Macroprudential tools reshape corporate balance sheets by altering the cost and availability of bank finance, which remains the primary source of debt for many firms. Research by Stefano Cerutti International Monetary Fund indicates that broad macroprudential interventions tend to slow credit growth and reduce firm leverage, while work by Claudio Borio Bank for International Settlements emphasizes the role of these policies in moderating system-wide risk accumulation. The net effect on corporate leverage depends on the design of the measures and the structure of domestic financial markets.
Transmission channels
Macroprudential policies affect leverage through several mechanisms. Credit supply restrictions such as higher bank capital requirements or tighter loan-to-value limits raise the price of secured borrowing and reduce lending volumes, disproportionately affecting sectors that rely on collateralized bank loans. Risk-weight changes and provisioning increase the regulatory cost of lending to certain industries, prompting banks to reprice or retract exposures. Asset-price channels operate when borrower-based limits cool real estate markets, lowering the collateral value that many construction and property firms use to borrow. Empirical frameworks advanced by Tobias Adrian Federal Reserve Bank of New York and Hyun Song Shin Princeton University highlight how changes in intermediary leverage and global liquidity amplify these domestic channels, producing nonlinear responses across the corporate sector.
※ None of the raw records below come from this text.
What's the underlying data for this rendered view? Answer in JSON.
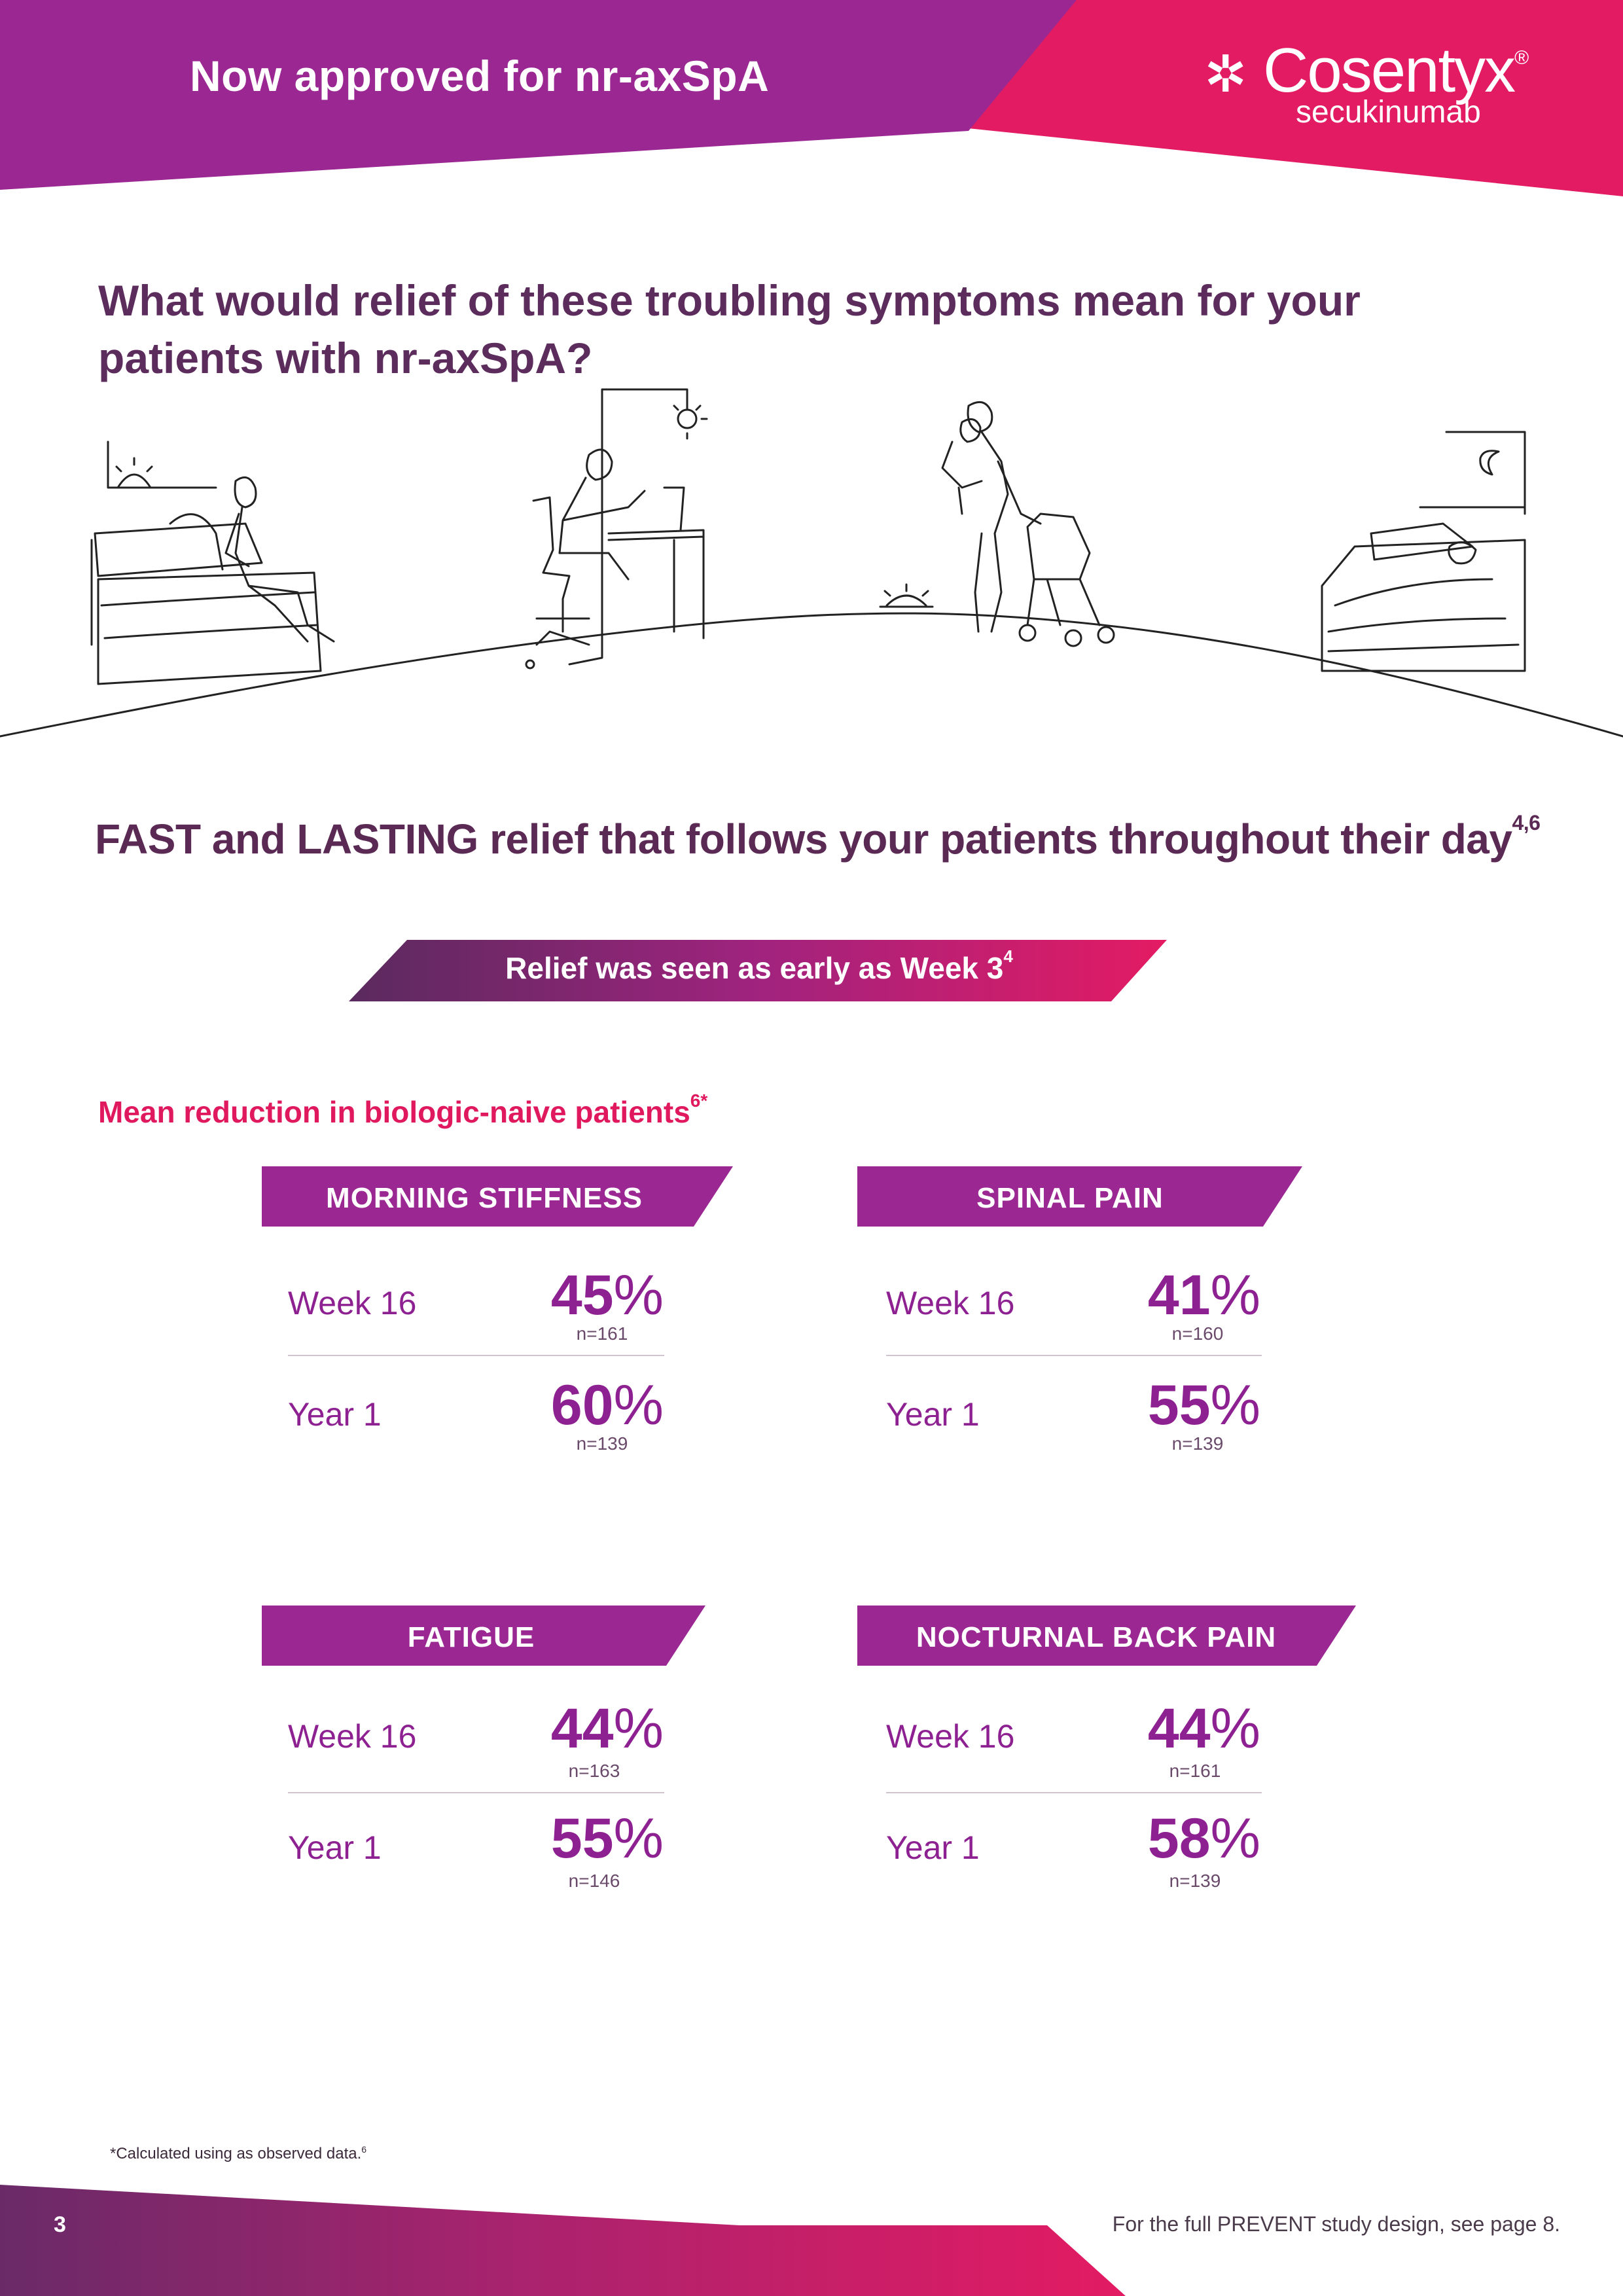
{
  "header": {
    "title": "Now approved for nr-axSpA",
    "logo": {
      "brand": "Cosentyx",
      "registered": "®",
      "generic": "secukinumab"
    },
    "colors": {
      "purple": "#9b2892",
      "pink": "#e0195f"
    }
  },
  "question": "What would relief of these troubling symptoms mean for your patients with nr-axSpA?",
  "illustration": {
    "icon": "patients-daily-life-line-illustration"
  },
  "headline": {
    "text": "FAST and LASTING relief that follows your patients throughout their day",
    "ref": "4,6"
  },
  "banner": {
    "text": "Relief was seen as early as Week 3",
    "ref": "4"
  },
  "subheading": {
    "text": "Mean reduction in biologic-naive patients",
    "ref": "6*"
  },
  "cards": [
    {
      "title": "MORNING STIFFNESS",
      "rows": [
        {
          "label": "Week 16",
          "value": "45",
          "unit": "%",
          "n": "n=161"
        },
        {
          "label": "Year 1",
          "value": "60",
          "unit": "%",
          "n": "n=139"
        }
      ]
    },
    {
      "title": "SPINAL PAIN",
      "rows": [
        {
          "label": "Week 16",
          "value": "41",
          "unit": "%",
          "n": "n=160"
        },
        {
          "label": "Year 1",
          "value": "55",
          "unit": "%",
          "n": "n=139"
        }
      ]
    },
    {
      "title": "FATIGUE",
      "rows": [
        {
          "label": "Week 16",
          "value": "44",
          "unit": "%",
          "n": "n=163"
        },
        {
          "label": "Year 1",
          "value": "55",
          "unit": "%",
          "n": "n=146"
        }
      ]
    },
    {
      "title": "NOCTURNAL BACK PAIN",
      "rows": [
        {
          "label": "Week 16",
          "value": "44",
          "unit": "%",
          "n": "n=161"
        },
        {
          "label": "Year 1",
          "value": "58",
          "unit": "%",
          "n": "n=139"
        }
      ]
    }
  ],
  "footnote": {
    "text": "*Calculated using as observed data.",
    "ref": "6"
  },
  "footer": {
    "page_number": "3",
    "note": "For the full PREVENT study design, see page 8."
  }
}
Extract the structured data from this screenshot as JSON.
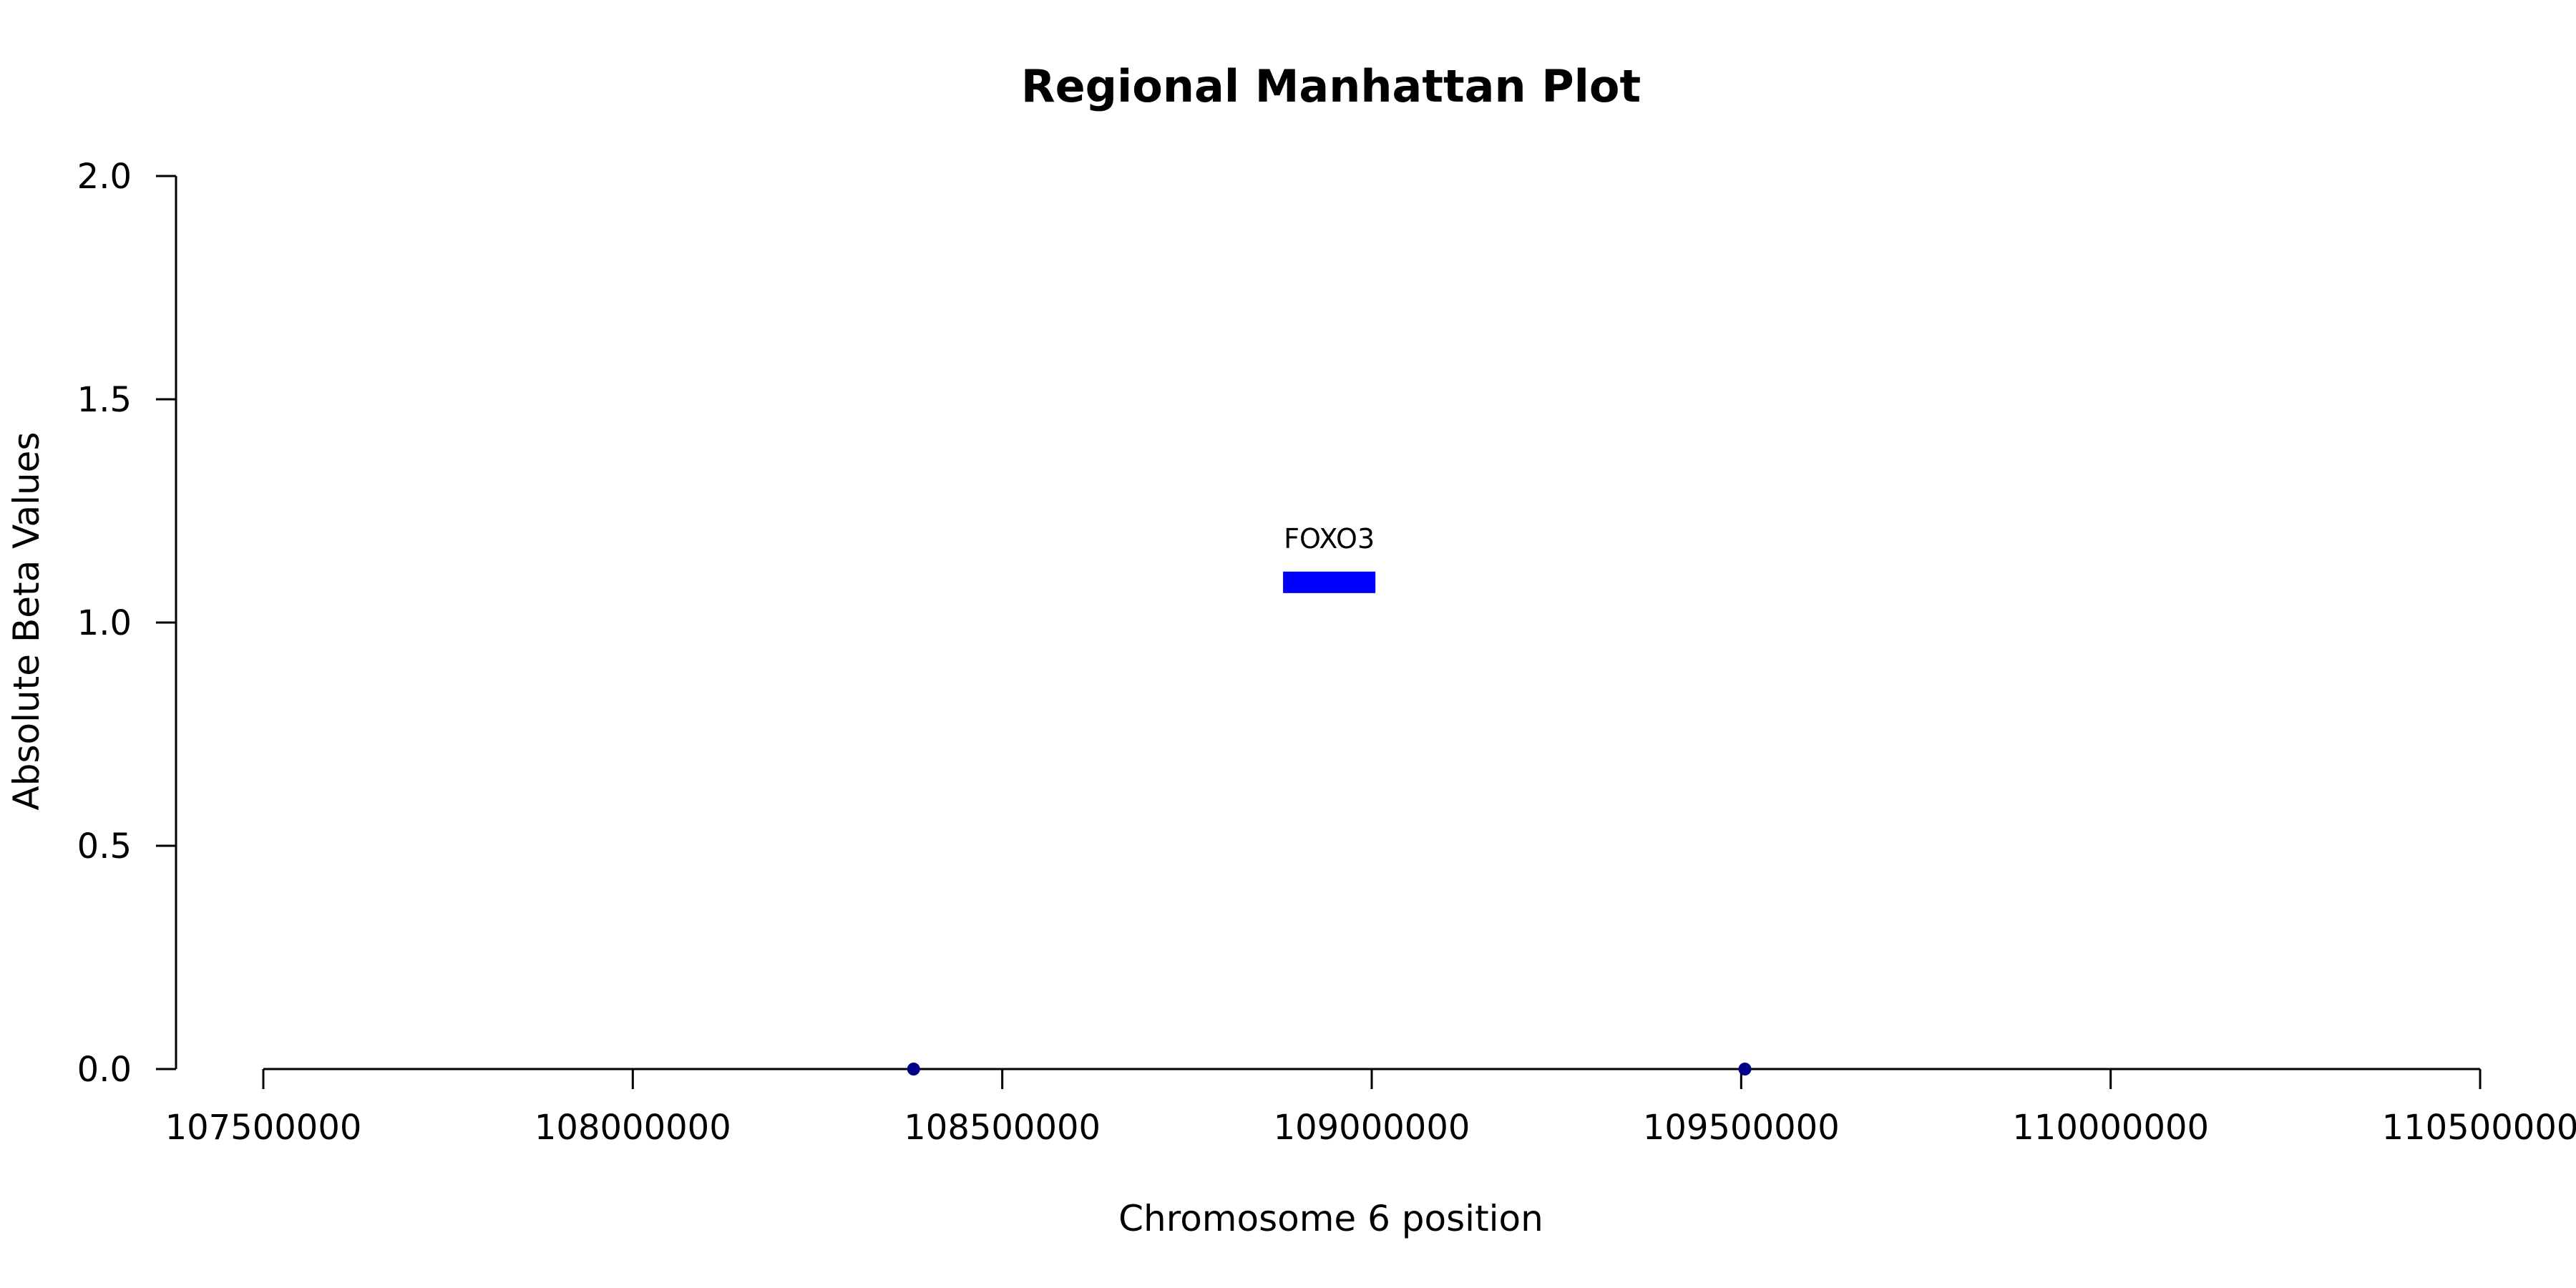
{
  "chart_data": {
    "type": "scatter",
    "title": "Regional Manhattan Plot",
    "xlabel": "Chromosome 6 position",
    "ylabel": "Absolute Beta Values",
    "xlim": [
      107500000,
      110500000
    ],
    "ylim": [
      0,
      2
    ],
    "xticks": [
      107500000,
      108000000,
      108500000,
      109000000,
      109500000,
      110000000,
      110500000
    ],
    "xtick_labels": [
      "107500000",
      "108000000",
      "108500000",
      "109000000",
      "109500000",
      "110000000",
      "110500000"
    ],
    "yticks": [
      0,
      0.5,
      1,
      1.5,
      2
    ],
    "ytick_labels": [
      "0.0",
      "0.5",
      "1.0",
      "1.5",
      "2.0"
    ],
    "grid": false,
    "legend": "none",
    "points": [
      {
        "x": 108380000,
        "y": 0
      },
      {
        "x": 109505000,
        "y": 0
      }
    ],
    "point_color": "#00008b",
    "genes": [
      {
        "name": "FOXO3",
        "start": 108880000,
        "end": 109005000,
        "y": 1.09,
        "color": "#0000ff"
      }
    ]
  }
}
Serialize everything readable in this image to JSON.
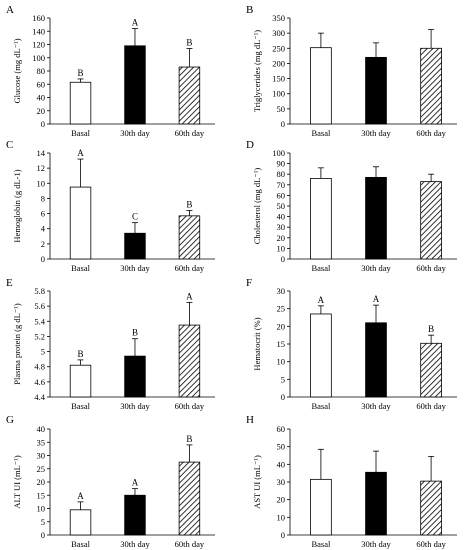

Industry heterogeneity and consequences
Industries with tangible assets and heavy reliance on mortgages and project finance, such as real estate and construction, exhibit the largest reductions in leverage after borrower-based or sectoral measures. Manufacturing firms with diversified financing options can substitute toward bond markets or retained earnings, while small and family-owned enterprises in emerging economies often face sharper credit squeezes because of limited access to capital markets. Galati and Moessner Bank for International Settlements document that borrower-based tools are particularly effective at targeting mortgage-related leverage, but they also note potential spillovers as firms search for non-bank funding.
The consequences are layered: lower leverage reduces default risk and systemic vulnerability, improving financial stability, but it can also constrain productive investment and exacerbate regional disparities where cultural or territorial norms tie wealth to property. Policymakers must weigh these trade-offs and monitor substitution into unregulated finance, which can blunt intended effects and create new vulnerabilities.